For the other portions of the highway, the smooth concrete sections, the Tacoma TRD Pro ride and road noise were as one would expect. Neither bothered me since I’ll happily trade this for the off-road prowess.
Inside the cabin, the interior styling resembles motocross with a large bar shape connecting the dials with the radio. This styling theme is carried throughout the cabin with a new shifter, sticking on seats and accent coloring all meant to give it a more off-road feel.
Beyond the styling changes, the cabin is pretty Spartan compared to say new Chevy Colorado or GMC Canyon. However, there are two ways to view this. On the one hand, more soft-touch materials and softer seats are nice when driving around. While on the other hand, harder surfaces are easier to clean and can last longer with the effects of the sun. Being the Tacoma TRD Pro is meant to beat up at high off-road speeds; we think the Spartan approach is the right one.

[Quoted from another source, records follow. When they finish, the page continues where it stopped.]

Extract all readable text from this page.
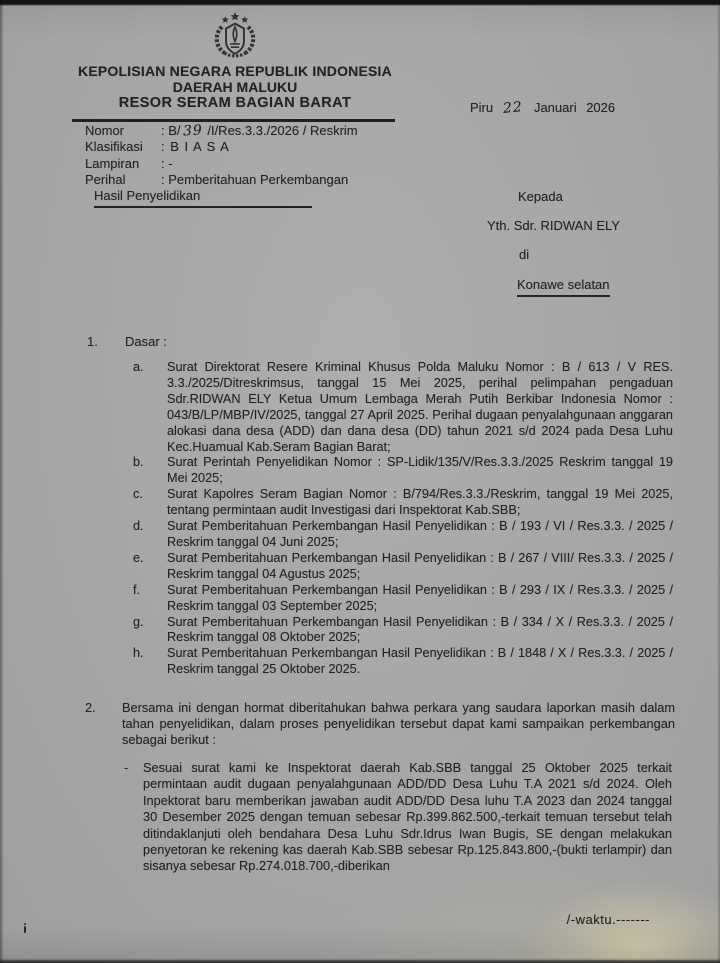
KEPOLISIAN NEGARA REPUBLIK INDONESIA
DAERAH MALUKU
RESOR SERAM BAGIAN BARAT	Piru 22 Januari 2026
Nomor	: B/ 39 /I/Res.3.3./2026 / Reskrim
Klasifikasi	: B I A S A
Lampiran	: -
Perihal	: Pemberitahuan Perkembangan
Hasil Penyelidikan	Kepada
Yth. Sdr. RIDWAN ELY
di
Konawe selatan
1. Dasar :
a.	Surat Direktorat Resere Kriminal Khusus Polda Maluku Nomor : B / 613 / V RES. 3.3./2025/Ditreskrimsus, tanggal 15 Mei 2025, perihal pelimpahan pengaduan Sdr.RIDWAN ELY Ketua Umum Lembaga Merah Putih Berkibar Indonesia Nomor : 043/B/LP/MBP/IV/2025, tanggal 27 April 2025. Perihal dugaan penyalahgunaan anggaran alokasi dana desa (ADD) dan dana desa (DD) tahun 2021 s/d 2024 pada Desa Luhu Kec.Huamual Kab.Seram Bagian Barat;
b.	Surat Perintah Penyelidikan Nomor : SP-Lidik/135/V/Res.3.3./2025 Reskrim tanggal 19 Mei 2025;
c.	Surat Kapolres Seram Bagian Nomor : B/794/Res.3.3./Reskrim, tanggal 19 Mei 2025, tentang permintaan audit Investigasi dari Inspektorat Kab.SBB;
d.	Surat Pemberitahuan Perkembangan Hasil Penyelidikan : B / 193 / VI / Res.3.3. / 2025 / Reskrim tanggal 04 Juni 2025;
e.	Surat Pemberitahuan Perkembangan Hasil Penyelidikan : B / 267 / VIII/ Res.3.3. / 2025 / Reskrim tanggal 04 Agustus 2025;
f.	Surat Pemberitahuan Perkembangan Hasil Penyelidikan : B / 293 / IX / Res.3.3. / 2025 / Reskrim tanggal 03 September 2025;
g.	Surat Pemberitahuan Perkembangan Hasil Penyelidikan : B / 334 / X / Res.3.3. / 2025 / Reskrim tanggal 08 Oktober 2025;
h.	Surat Pemberitahuan Perkembangan Hasil Penyelidikan : B / 1848 / X / Res.3.3. / 2025 / Reskrim tanggal 25 Oktober 2025.
2.	Bersama ini dengan hormat diberitahukan bahwa perkara yang saudara laporkan masih dalam tahan penyelidikan, dalam proses penyelidikan tersebut dapat kami sampaikan perkembangan sebagai berikut :
-	Sesuai surat kami ke Inspektorat daerah Kab.SBB tanggal 25 Oktober 2025 terkait permintaan audit dugaan penyalahgunaan ADD/DD Desa Luhu T.A 2021 s/d 2024. Oleh Inpektorat baru memberikan jawaban audit ADD/DD Desa luhu T.A 2023 dan 2024 tanggal 30 Desember 2025 dengan temuan sebesar Rp.399.862.500,-terkait temuan tersebut telah ditindaklanjuti oleh bendahara Desa Luhu Sdr.Idrus Iwan Bugis, SE dengan melakukan penyetoran ke rekening kas daerah Kab.SBB sebesar Rp.125.843.800,-(bukti terlampir) dan sisanya sebesar Rp.274.018.700,-diberikan
/-waktu.-------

On the outside, the styling changes continue with a unique TRD Pro grille, badging on the sides and bed as well as a healthy skid plate. These changes give it a different look than the stock Tacoma and really helps tell those around you to watch me fly over the dirt.
The truck’s wide stance and suspension improvements helped me stay on the throttle whereas other trucks would have gotten out of control.
Our test model also came in the new Cement color which looks considerably better in the wild than in a showroom.
Powering our model was the 3.5L V6 variety with a 6-speed automatic transmission. While Toyota improved this powertrain, it can feel a tad inadequate getting up to speed from a dead stop. However, driving it off-road and on-road, its 278 HP (42 HP more than the old 4.0L) and 265 lb-ft of torque is more than enough for desert racing. It would be nice to see Toyota add a turbo on this for better exit speed and/or a diesel for better fuel economy, yet the 3.5L is competitive in the segment.
In the end, the 2017 Toyota Tacoma TRD Pro’s size, known reliability and design makes it an ideal truck for a Baja ride in the desert. While the $45,087 price tag on our test model isn’t a small number, if you live that lifestyle, it is hard to beat this truck.